18 Feb 2012

The Blobtree

So, you’re a contemporary artist. And you have a chance to make an installation at the Centre Pompidou in Paris. What an opportunity! It’s right above the main entrance, too. And its for children. So thousands, probably millions will experience it. What, then would you do?

What you probably won’t dream of coming up with is the Blobterre, an extraordinary work (which runs to March 5) by someone called Magali Crassat. With a very long list of assistants, Mme Crassat has created a plastic and neon…world…of green dangling things, flashing lights, plastic flowers, smells and sounds, in which you are meant to ‘eat, wash, tell stories’ as well as ‘massage…and experience the influence you have on the world around you’. Explain that!

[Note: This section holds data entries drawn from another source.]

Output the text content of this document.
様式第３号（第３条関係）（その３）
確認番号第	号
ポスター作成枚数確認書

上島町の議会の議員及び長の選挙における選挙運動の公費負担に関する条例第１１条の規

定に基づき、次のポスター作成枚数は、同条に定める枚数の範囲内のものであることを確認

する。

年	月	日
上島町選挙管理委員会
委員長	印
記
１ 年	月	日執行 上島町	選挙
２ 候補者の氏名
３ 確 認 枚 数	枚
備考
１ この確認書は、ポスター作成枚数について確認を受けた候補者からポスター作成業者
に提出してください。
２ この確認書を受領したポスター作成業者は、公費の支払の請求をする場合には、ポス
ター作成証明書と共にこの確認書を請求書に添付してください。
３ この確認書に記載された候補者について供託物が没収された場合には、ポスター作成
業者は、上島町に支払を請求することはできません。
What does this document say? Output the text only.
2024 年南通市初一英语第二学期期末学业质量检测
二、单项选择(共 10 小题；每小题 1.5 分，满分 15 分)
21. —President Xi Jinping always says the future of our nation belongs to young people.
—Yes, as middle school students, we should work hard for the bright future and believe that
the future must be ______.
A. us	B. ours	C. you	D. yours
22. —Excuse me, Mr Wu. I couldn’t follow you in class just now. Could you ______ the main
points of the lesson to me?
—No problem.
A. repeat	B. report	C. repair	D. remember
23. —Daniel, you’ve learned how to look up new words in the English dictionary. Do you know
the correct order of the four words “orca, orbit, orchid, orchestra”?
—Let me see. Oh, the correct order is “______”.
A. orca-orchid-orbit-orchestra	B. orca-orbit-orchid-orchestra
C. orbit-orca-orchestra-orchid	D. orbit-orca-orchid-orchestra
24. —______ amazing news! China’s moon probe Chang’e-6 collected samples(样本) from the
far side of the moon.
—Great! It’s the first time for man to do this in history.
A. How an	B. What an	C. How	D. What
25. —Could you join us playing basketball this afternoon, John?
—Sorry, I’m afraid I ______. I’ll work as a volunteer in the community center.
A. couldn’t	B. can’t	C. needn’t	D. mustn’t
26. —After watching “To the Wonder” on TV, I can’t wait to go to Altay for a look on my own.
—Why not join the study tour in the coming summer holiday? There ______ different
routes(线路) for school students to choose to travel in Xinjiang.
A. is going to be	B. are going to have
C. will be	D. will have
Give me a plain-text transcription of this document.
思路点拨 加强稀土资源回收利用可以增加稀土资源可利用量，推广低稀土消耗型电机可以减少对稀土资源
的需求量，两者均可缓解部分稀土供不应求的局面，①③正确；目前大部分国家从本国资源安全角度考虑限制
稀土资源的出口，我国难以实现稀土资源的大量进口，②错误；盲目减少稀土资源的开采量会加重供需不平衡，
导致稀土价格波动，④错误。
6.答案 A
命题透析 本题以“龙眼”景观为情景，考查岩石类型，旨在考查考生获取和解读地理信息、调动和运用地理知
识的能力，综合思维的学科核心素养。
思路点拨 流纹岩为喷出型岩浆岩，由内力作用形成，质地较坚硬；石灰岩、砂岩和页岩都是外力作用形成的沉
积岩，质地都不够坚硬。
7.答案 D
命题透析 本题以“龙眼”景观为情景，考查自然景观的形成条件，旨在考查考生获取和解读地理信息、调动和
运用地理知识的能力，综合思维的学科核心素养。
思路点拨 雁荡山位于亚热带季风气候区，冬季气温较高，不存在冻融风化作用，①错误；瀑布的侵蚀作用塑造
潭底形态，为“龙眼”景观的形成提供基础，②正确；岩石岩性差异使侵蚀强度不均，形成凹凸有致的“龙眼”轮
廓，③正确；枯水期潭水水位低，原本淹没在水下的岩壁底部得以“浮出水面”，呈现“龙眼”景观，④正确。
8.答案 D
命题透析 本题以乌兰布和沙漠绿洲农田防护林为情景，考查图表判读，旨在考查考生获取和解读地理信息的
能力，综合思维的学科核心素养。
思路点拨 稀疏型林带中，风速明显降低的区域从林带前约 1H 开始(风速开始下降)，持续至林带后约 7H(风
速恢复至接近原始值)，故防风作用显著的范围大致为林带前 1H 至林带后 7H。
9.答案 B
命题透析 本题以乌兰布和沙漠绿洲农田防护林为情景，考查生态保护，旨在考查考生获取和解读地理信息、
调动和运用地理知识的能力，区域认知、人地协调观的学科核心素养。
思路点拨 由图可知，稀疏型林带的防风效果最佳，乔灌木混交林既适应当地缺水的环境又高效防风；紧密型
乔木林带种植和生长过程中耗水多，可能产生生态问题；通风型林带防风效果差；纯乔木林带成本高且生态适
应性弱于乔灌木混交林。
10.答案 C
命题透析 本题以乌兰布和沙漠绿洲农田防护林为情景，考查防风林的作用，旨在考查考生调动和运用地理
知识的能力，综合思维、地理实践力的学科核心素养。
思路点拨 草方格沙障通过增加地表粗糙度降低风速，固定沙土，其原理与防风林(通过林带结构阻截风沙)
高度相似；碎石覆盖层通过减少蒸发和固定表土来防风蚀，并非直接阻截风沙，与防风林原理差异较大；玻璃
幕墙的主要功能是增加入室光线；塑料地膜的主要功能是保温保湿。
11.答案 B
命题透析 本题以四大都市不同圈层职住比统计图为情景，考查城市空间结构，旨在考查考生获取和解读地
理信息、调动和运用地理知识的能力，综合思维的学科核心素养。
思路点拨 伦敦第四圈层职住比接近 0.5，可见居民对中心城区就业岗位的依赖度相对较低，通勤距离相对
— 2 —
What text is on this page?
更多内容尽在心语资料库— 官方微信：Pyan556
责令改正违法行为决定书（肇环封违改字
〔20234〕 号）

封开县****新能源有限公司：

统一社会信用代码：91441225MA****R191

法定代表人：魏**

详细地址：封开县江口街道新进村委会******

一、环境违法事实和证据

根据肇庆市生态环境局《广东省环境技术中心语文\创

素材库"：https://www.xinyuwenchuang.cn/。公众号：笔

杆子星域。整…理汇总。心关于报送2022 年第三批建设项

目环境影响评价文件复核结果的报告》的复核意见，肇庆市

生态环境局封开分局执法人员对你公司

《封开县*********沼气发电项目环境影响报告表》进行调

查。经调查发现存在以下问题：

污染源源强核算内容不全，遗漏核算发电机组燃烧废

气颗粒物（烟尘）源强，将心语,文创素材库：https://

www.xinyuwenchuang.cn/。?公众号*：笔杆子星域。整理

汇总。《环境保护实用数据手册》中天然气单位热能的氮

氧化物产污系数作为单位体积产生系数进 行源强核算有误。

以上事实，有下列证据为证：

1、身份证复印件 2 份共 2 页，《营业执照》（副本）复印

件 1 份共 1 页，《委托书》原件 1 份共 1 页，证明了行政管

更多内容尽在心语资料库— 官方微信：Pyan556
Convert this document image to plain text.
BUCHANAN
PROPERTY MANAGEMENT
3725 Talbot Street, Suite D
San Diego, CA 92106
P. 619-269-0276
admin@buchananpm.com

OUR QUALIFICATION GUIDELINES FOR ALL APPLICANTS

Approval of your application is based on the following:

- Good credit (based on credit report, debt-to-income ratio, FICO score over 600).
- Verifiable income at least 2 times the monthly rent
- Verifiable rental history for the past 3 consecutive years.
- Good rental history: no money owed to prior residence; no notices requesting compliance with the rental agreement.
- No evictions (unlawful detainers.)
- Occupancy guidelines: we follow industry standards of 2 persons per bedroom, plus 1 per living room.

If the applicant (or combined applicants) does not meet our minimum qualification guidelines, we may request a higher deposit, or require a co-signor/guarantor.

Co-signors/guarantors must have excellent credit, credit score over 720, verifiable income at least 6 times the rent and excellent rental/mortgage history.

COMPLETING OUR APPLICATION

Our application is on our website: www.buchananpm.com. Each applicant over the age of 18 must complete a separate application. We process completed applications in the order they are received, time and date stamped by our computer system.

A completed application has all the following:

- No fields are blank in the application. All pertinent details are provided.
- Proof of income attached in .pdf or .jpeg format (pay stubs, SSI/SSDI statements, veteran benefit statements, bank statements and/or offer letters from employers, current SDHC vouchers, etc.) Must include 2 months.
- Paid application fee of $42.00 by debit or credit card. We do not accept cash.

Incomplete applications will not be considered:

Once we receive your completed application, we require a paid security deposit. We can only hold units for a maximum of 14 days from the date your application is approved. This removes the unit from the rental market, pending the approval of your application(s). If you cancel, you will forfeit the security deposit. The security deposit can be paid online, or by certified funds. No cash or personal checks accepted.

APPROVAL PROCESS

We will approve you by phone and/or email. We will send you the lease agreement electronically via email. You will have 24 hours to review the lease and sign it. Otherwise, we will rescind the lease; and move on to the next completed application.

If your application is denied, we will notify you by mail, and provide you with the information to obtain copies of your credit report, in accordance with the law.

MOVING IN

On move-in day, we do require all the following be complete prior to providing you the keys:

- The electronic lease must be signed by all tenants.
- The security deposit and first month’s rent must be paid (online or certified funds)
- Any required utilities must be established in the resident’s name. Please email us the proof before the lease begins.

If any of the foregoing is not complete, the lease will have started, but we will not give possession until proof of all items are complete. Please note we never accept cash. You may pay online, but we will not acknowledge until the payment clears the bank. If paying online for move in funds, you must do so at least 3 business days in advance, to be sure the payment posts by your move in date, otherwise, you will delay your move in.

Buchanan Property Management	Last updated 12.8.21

The French are quite brilliant. They don’t bother with weary old single images, easily explicable and which need no translation – such as a rising sun, or a spider, or a big crack in the ground, all of which have appeared at Tate Modern, the British counterpart for the Centre Pompidou.

A sign in the Blobtree
 No, they commission something such as the Blobterre, a wholly inexplicable, hilariously pompous and formal event around which children are meant to have philosophical notions, but in which most children I observed just wanted to run about in. Here is an example of Blobterre literature.







Parental warning
And here is an image of Phoebe and Lucien getting into the Blobterre Zone. But the funniest thing of all, when you have gone through all the liberal loveliness of the Blobterre, is to read the Parental Warning of the Blobterre!! Hee hee!! Amazingly enough, children in the ‘new world devoted to the spirit of exploring, creating and imagining also misbehave!!! The Blobterre! Catch it if you can.